Optimizing Failover Time in a Serviceguard Environment, June 2007

Quorum server considerations
If you choose a quorum server, be sure the network between it and the nodes is highly available and
reliable. If you encounter delays reaching the quorum server, you can configure a
QS_TIMEOUT_EXTENSION, but the extension time adds directly to the lock acquisition time.

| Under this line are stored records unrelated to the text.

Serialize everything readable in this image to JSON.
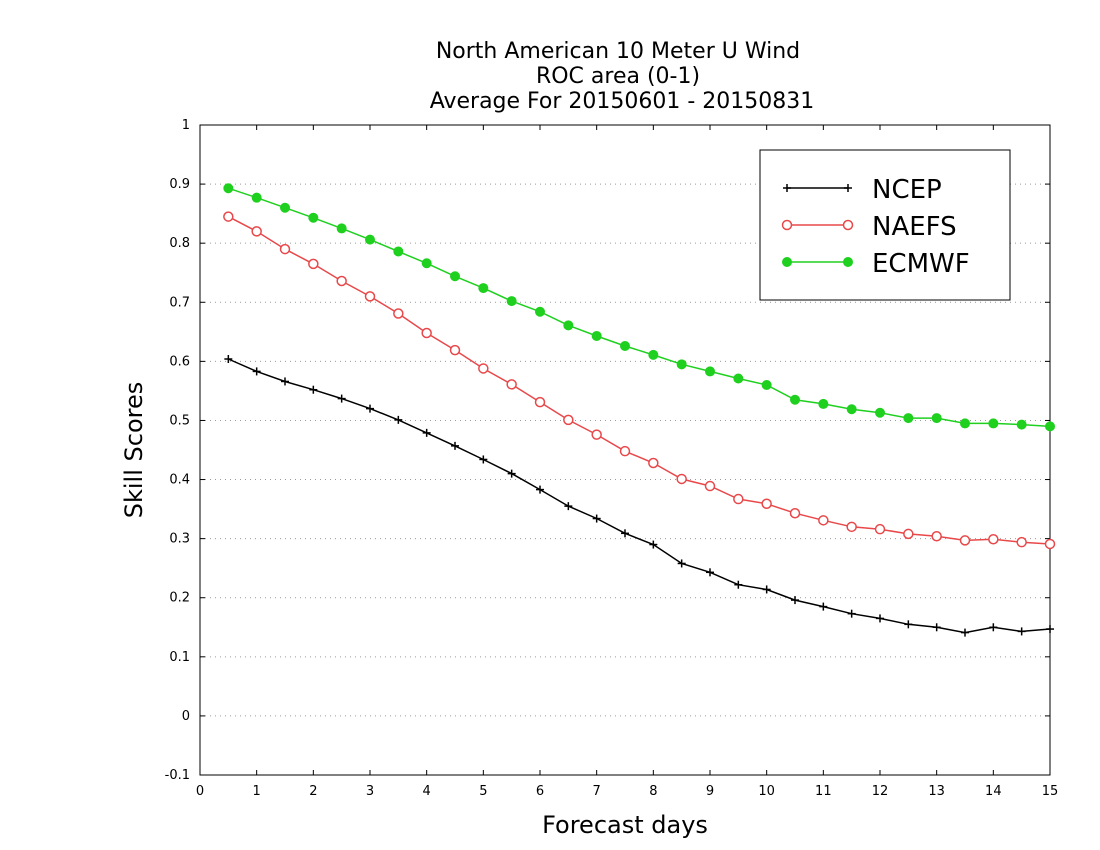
{
  "chart_data": {
    "type": "line",
    "title_lines": [
      "North American 10 Meter U Wind",
      "ROC area (0-1)",
      "Average For 20150601 - 20150831"
    ],
    "xlabel": "Forecast days",
    "ylabel": "Skill Scores",
    "xlim": [
      0,
      15
    ],
    "ylim": [
      -0.1,
      1
    ],
    "x_ticks": [
      "0",
      "1",
      "2",
      "3",
      "4",
      "5",
      "6",
      "7",
      "8",
      "9",
      "10",
      "11",
      "12",
      "13",
      "14",
      "15"
    ],
    "y_ticks": [
      "-0.1",
      "0",
      "0.1",
      "0.2",
      "0.3",
      "0.4",
      "0.5",
      "0.6",
      "0.7",
      "0.8",
      "0.9",
      "1"
    ],
    "grid": "horizontal dotted",
    "legend_position": "top-right",
    "x": [
      0.5,
      1,
      1.5,
      2,
      2.5,
      3,
      3.5,
      4,
      4.5,
      5,
      5.5,
      6,
      6.5,
      7,
      7.5,
      8,
      8.5,
      9,
      9.5,
      10,
      10.5,
      11,
      11.5,
      12,
      12.5,
      13,
      13.5,
      14,
      14.5,
      15
    ],
    "series": [
      {
        "name": "NCEP",
        "color": "#000000",
        "marker": "plus",
        "values": [
          0.604,
          0.583,
          0.566,
          0.552,
          0.537,
          0.52,
          0.501,
          0.479,
          0.457,
          0.434,
          0.41,
          0.383,
          0.355,
          0.334,
          0.309,
          0.29,
          0.258,
          0.243,
          0.222,
          0.214,
          0.196,
          0.185,
          0.173,
          0.165,
          0.155,
          0.15,
          0.141,
          0.15,
          0.143,
          0.147
        ]
      },
      {
        "name": "NAEFS",
        "color": "#e8484a",
        "marker": "open-circle",
        "values": [
          0.845,
          0.82,
          0.79,
          0.765,
          0.736,
          0.71,
          0.681,
          0.648,
          0.619,
          0.588,
          0.561,
          0.531,
          0.501,
          0.476,
          0.448,
          0.428,
          0.401,
          0.389,
          0.367,
          0.359,
          0.343,
          0.331,
          0.32,
          0.316,
          0.308,
          0.304,
          0.297,
          0.299,
          0.294,
          0.291
        ]
      },
      {
        "name": "ECMWF",
        "color": "#1fd01f",
        "marker": "filled-circle",
        "values": [
          0.893,
          0.877,
          0.86,
          0.843,
          0.825,
          0.806,
          0.786,
          0.766,
          0.744,
          0.724,
          0.702,
          0.684,
          0.661,
          0.643,
          0.626,
          0.611,
          0.595,
          0.583,
          0.571,
          0.56,
          0.535,
          0.528,
          0.519,
          0.513,
          0.504,
          0.504,
          0.495,
          0.495,
          0.493,
          0.49
        ]
      }
    ]
  }
}
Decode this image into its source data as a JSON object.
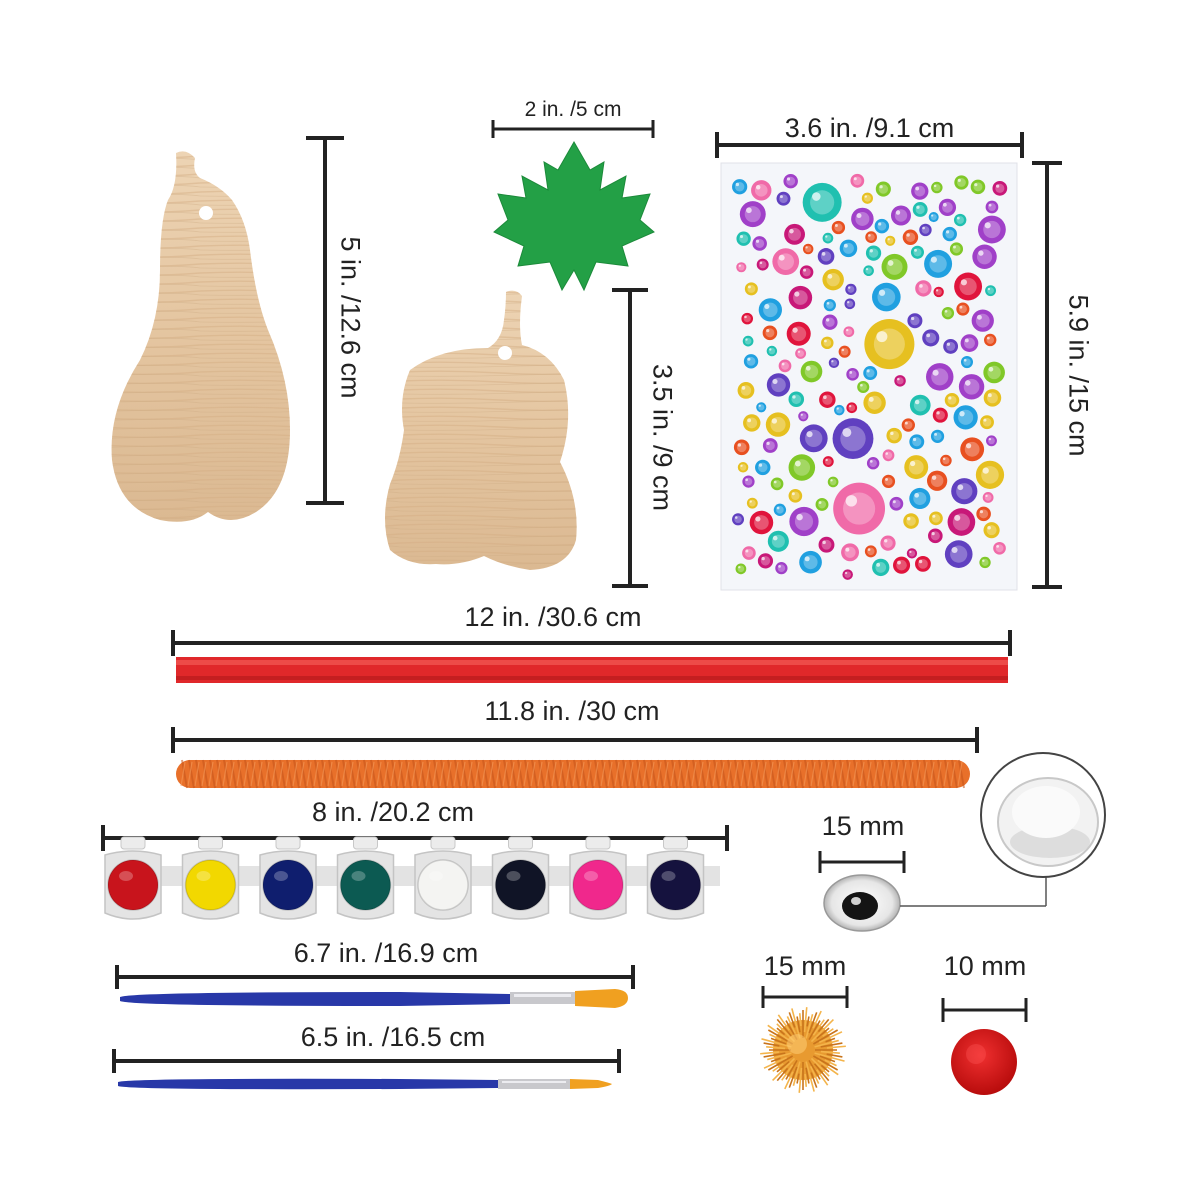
{
  "measurements": {
    "tall_gourd_height": "5 in. /12.6 cm",
    "pumpkin_height": "3.5 in. /9 cm",
    "leaf_width": "2 in. /5 cm",
    "gem_sheet_width": "3.6 in. /9.1 cm",
    "gem_sheet_height": "5.9 in. /15 cm",
    "ribbon_length": "12 in. /30.6 cm",
    "pipe_cleaner_length": "11.8 in. /30 cm",
    "paint_strip_length": "8 in. /20.2 cm",
    "brush_flat_length": "6.7 in. /16.9 cm",
    "brush_round_length": "6.5 in. /16.5 cm",
    "googly_eye_size": "15 mm",
    "glitter_pompom_size": "15 mm",
    "red_pompom_size": "10 mm"
  },
  "paint_colors": [
    "#c8141c",
    "#f2d800",
    "#0f1e6e",
    "#0c5a52",
    "#f4f4f2",
    "#101426",
    "#f0288c",
    "#15123e"
  ],
  "colors": {
    "wood": "#e8ccaa",
    "leaf": "#23a046",
    "ribbon": "#e0282a",
    "pipe_cleaner": "#e8702a",
    "brush_handle": "#2838a8",
    "brush_tip": "#f0a020",
    "pompom_glitter": "#e89a30",
    "pompom_red": "#d81818"
  }
}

Serviceguard calculates the time for the actual lock acquisition. You cannot change it directly, but (in
Serviceguard releases earlier than A.11.18) you can configure a faster lock device to reduce the lock
acquisition time.
Heartbeat subnet
If you have one heartbeat configured, with the required standby LAN, and if NODE_TIMEOUT value
is less than 4 seconds, you can reduce failover time if you configure multiple heartbeats instead. Since
heartbeat messages are sent over all heartbeat subnets concurrently, there will be no wait for network
switching if a primary LAN fails. To avoid delays from busy networks, configure at least one private
dedicated network for heartbeat.
Keep in mind that certain configurations, such as those using VERITAS Cluster Volume Manager
(CVM) 3.5 or earlier, do not allow multiple heartbeats.
Network failure detection
The NETWORK_POLLING_INTERVAL specifies how often Serviceguard checks its configured
networks. In general, the default works best.
Frequent polling allows Serviceguard to respond more quickly to LAN failure. A quick response could
reduce the package failover time simply because failover starts earlier. However, if the polling interval
is too short, the frequent traffic could just make the network and the system busier.
11